There are really no traditional Java "unit tests" for this SPI due to its reliance on Docker.

There is however a Travis CI test that properly validates the SPI functionality in a real Docker swarm environment that brings up a single instance, scales it to 10 hazelcast nodes and then back down to 2 nodes. Demonstrating the proper discovery of peer hazelcast members.

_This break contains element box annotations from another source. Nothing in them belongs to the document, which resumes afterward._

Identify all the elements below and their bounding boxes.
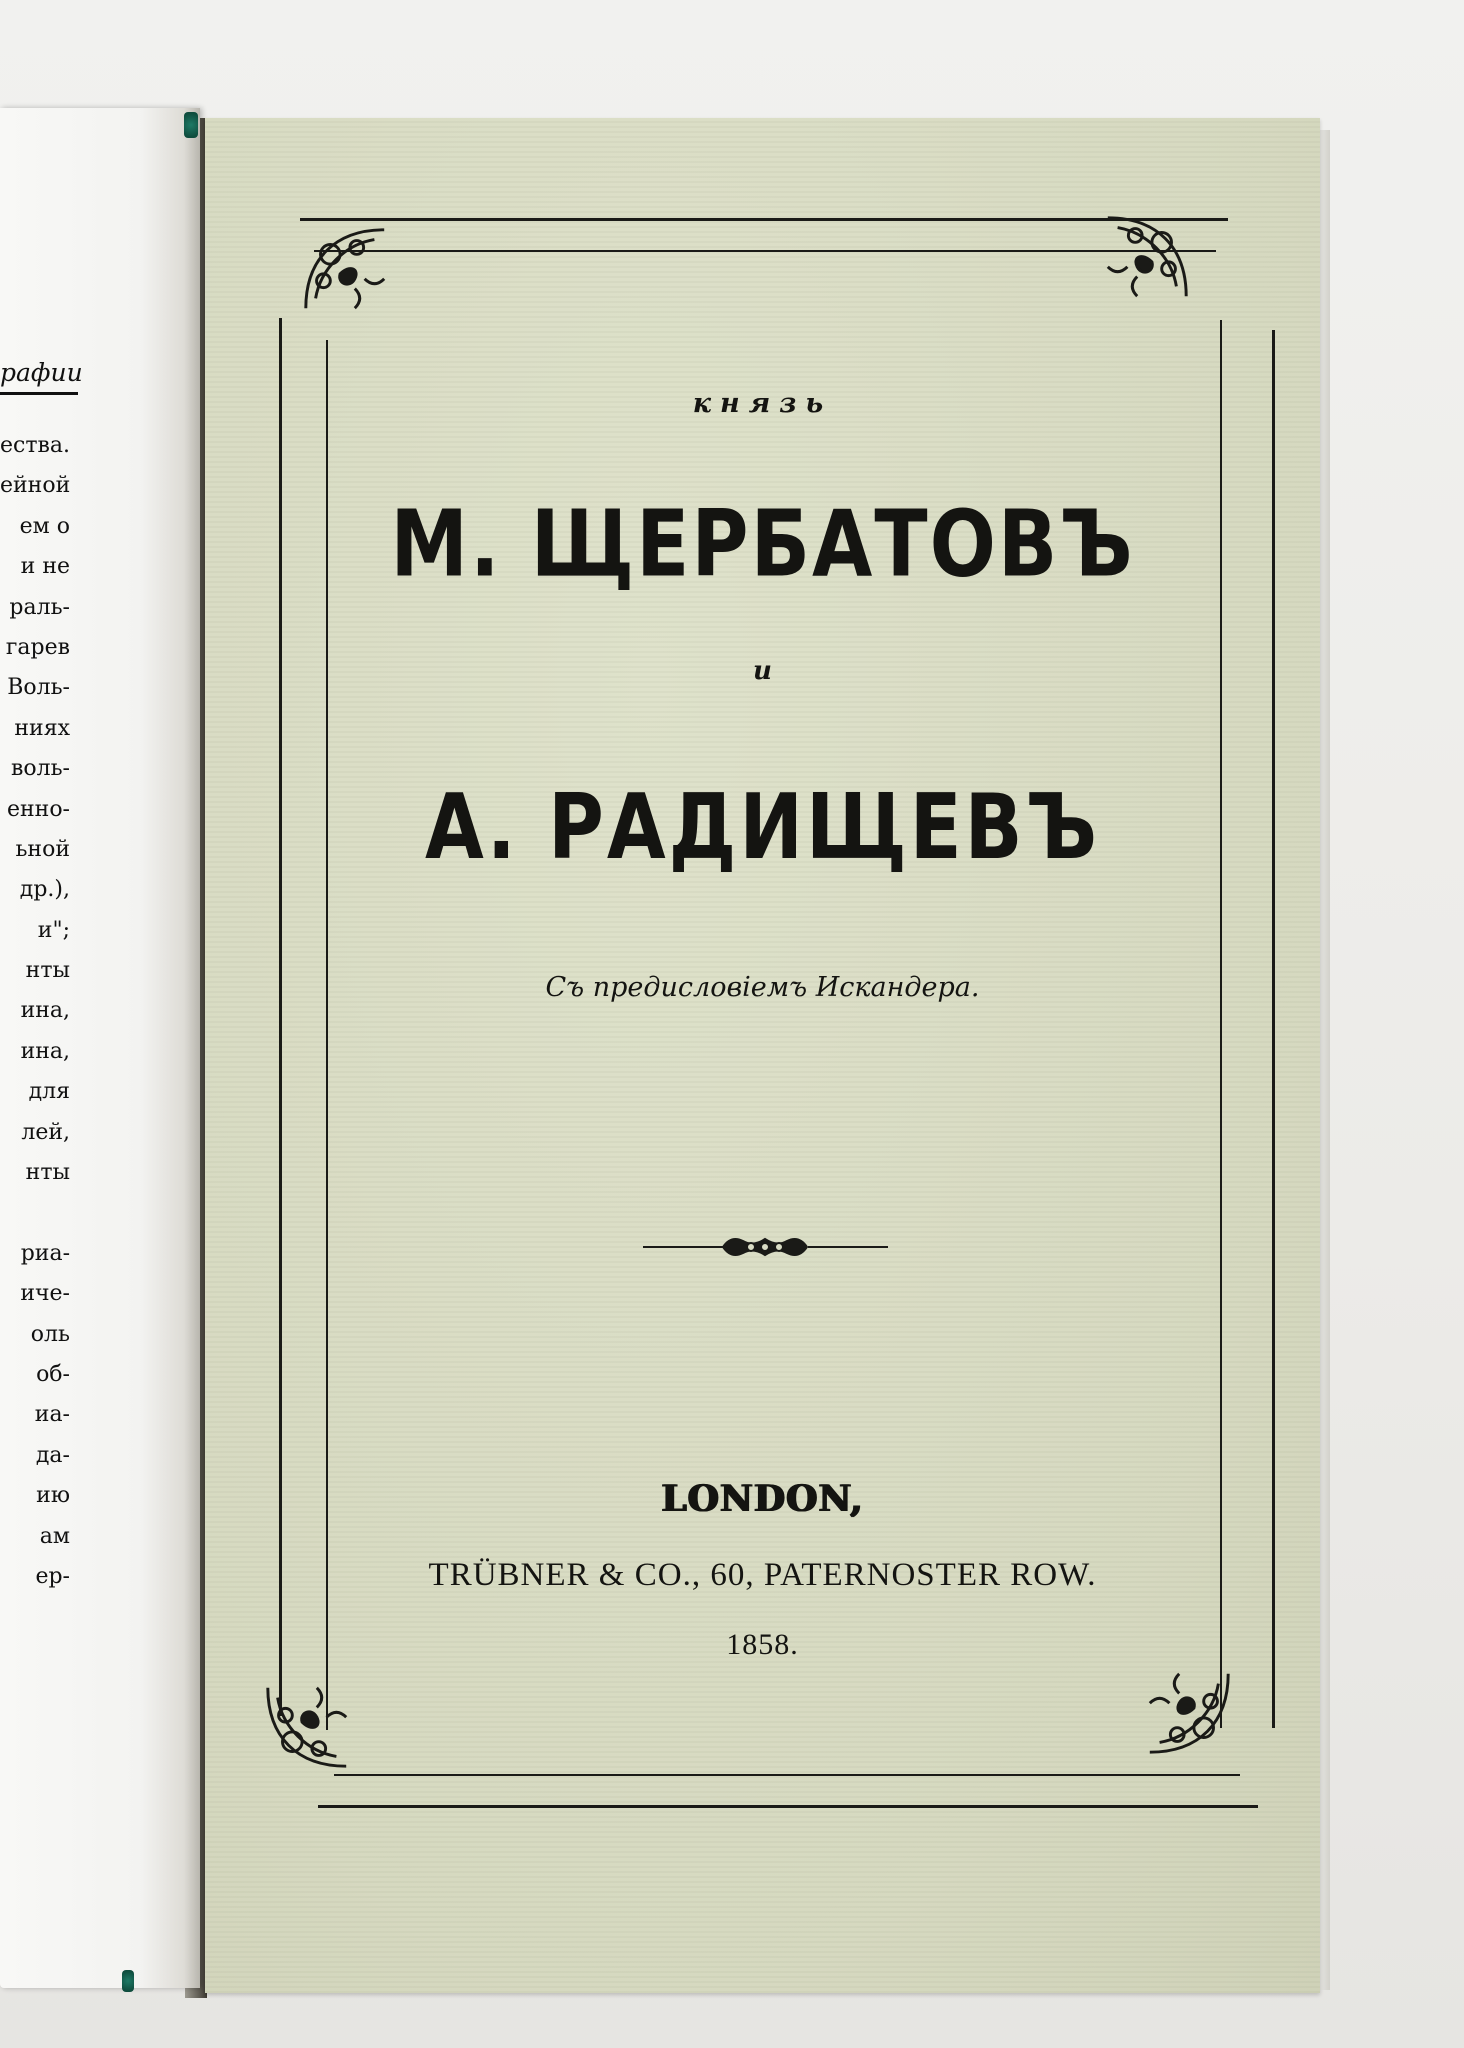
left-text-line: лей, bbox=[21, 1119, 70, 1145]
imprint-city: LONDON, bbox=[661, 1478, 864, 1520]
left-text-line: ейной bbox=[0, 473, 71, 499]
left-text-line: ества. bbox=[0, 433, 71, 458]
author-name-shcherbatov: М. ЩЕРБАТОВЪ bbox=[390, 491, 1135, 599]
left-text-line: для bbox=[28, 1079, 70, 1105]
left-text-line: ер- bbox=[35, 1563, 70, 1589]
left-text-column bbox=[0, 426, 70, 1597]
left-text-line: да- bbox=[35, 1442, 70, 1468]
left-text-line: и не bbox=[20, 554, 70, 580]
corner-ornament-bottom-left bbox=[258, 1678, 356, 1776]
divider-ornament bbox=[643, 1232, 888, 1262]
frame-bottom-inner bbox=[334, 1774, 1240, 1776]
conjunction: и bbox=[753, 656, 772, 686]
left-text-line: Воль- bbox=[7, 675, 70, 701]
frame-bottom-outer bbox=[318, 1805, 1258, 1808]
left-text-line: гарев bbox=[5, 634, 70, 660]
left-text-line: енно- bbox=[6, 796, 70, 822]
bookmark-thread-bottom bbox=[122, 1970, 134, 1992]
corner-ornament-top-left bbox=[296, 220, 394, 318]
left-text-line: ниях bbox=[14, 715, 70, 741]
imprint-year: 1858. bbox=[726, 1628, 799, 1661]
left-text-line: ьной bbox=[15, 836, 70, 862]
left-text-line: иа- bbox=[34, 1402, 70, 1428]
left-facing-page bbox=[0, 108, 200, 1988]
left-text-line: ию bbox=[36, 1483, 70, 1509]
preface-note: Съ предисловіемъ Искандера. bbox=[545, 972, 980, 1003]
left-text-line: ам bbox=[39, 1523, 70, 1549]
left-text-line: нты bbox=[25, 1160, 70, 1186]
bookmark-thread-top bbox=[184, 112, 198, 138]
left-text-line: риа- bbox=[20, 1240, 70, 1266]
left-text-line: иче- bbox=[20, 1281, 70, 1307]
left-text-line: ина, bbox=[20, 1038, 70, 1064]
left-text-line: др.), bbox=[19, 877, 70, 903]
frame-top-inner bbox=[314, 250, 1216, 252]
left-text-line: ем о bbox=[19, 513, 70, 539]
left-text-line: нты bbox=[25, 958, 70, 984]
left-header-rule bbox=[0, 392, 78, 395]
left-text-line: об- bbox=[36, 1361, 70, 1387]
author-name-radishchev: А. РАДИЩЕВЪ bbox=[425, 773, 1100, 880]
prince-label: князь bbox=[692, 388, 833, 419]
left-text-line: раль- bbox=[9, 594, 70, 620]
left-text-line: оль bbox=[30, 1321, 70, 1347]
imprint-publisher: TRÜBNER & CO., 60, PATERNOSTER ROW. bbox=[428, 1557, 1097, 1593]
frame-top-outer bbox=[300, 218, 1228, 221]
left-text-line bbox=[0, 1193, 70, 1233]
corner-ornament-bottom-right bbox=[1140, 1664, 1238, 1762]
left-text-line: воль- bbox=[10, 756, 70, 782]
left-text-line: и"; bbox=[37, 917, 70, 943]
corner-ornament-top-right bbox=[1098, 208, 1196, 306]
left-running-head: рафии bbox=[0, 358, 83, 387]
left-text-line: ина, bbox=[20, 998, 70, 1024]
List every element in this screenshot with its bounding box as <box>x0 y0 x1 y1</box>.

See the .travis.yml file for the full details.

Related info

Todo

Troubleshooting

If you get an exception (e.g. AbstractMethodError), this may have been caused by having jersey-common library twice. (One from the plugin itself -as a transitive dependency- and the other from the shaded docker-client library. In such a case you may add an exclusion to your project's build file.

For maven:

  <dependency>
    <groupId>org.bitsofinfo</groupId>
    <artifactId>hazelcast-docker-swarm-discovery-spi</artifactId>
    <version>1.0-RC13</version>
    <exclusions>
      <exclusion>
        <groupId>org.glassfish.jersey.core</groupId>
        <artifactId>jersey-common</artifactId>
      </exclusion>
    </exclusions>
  </dependency>

For gradle:

  compile('org.bitsofinfo:hazelcast-docker-swarm-discovery-spi:1.0-RC13') {
    exclude module: 'jersey-common'
  }

For details please see Pull Request #6.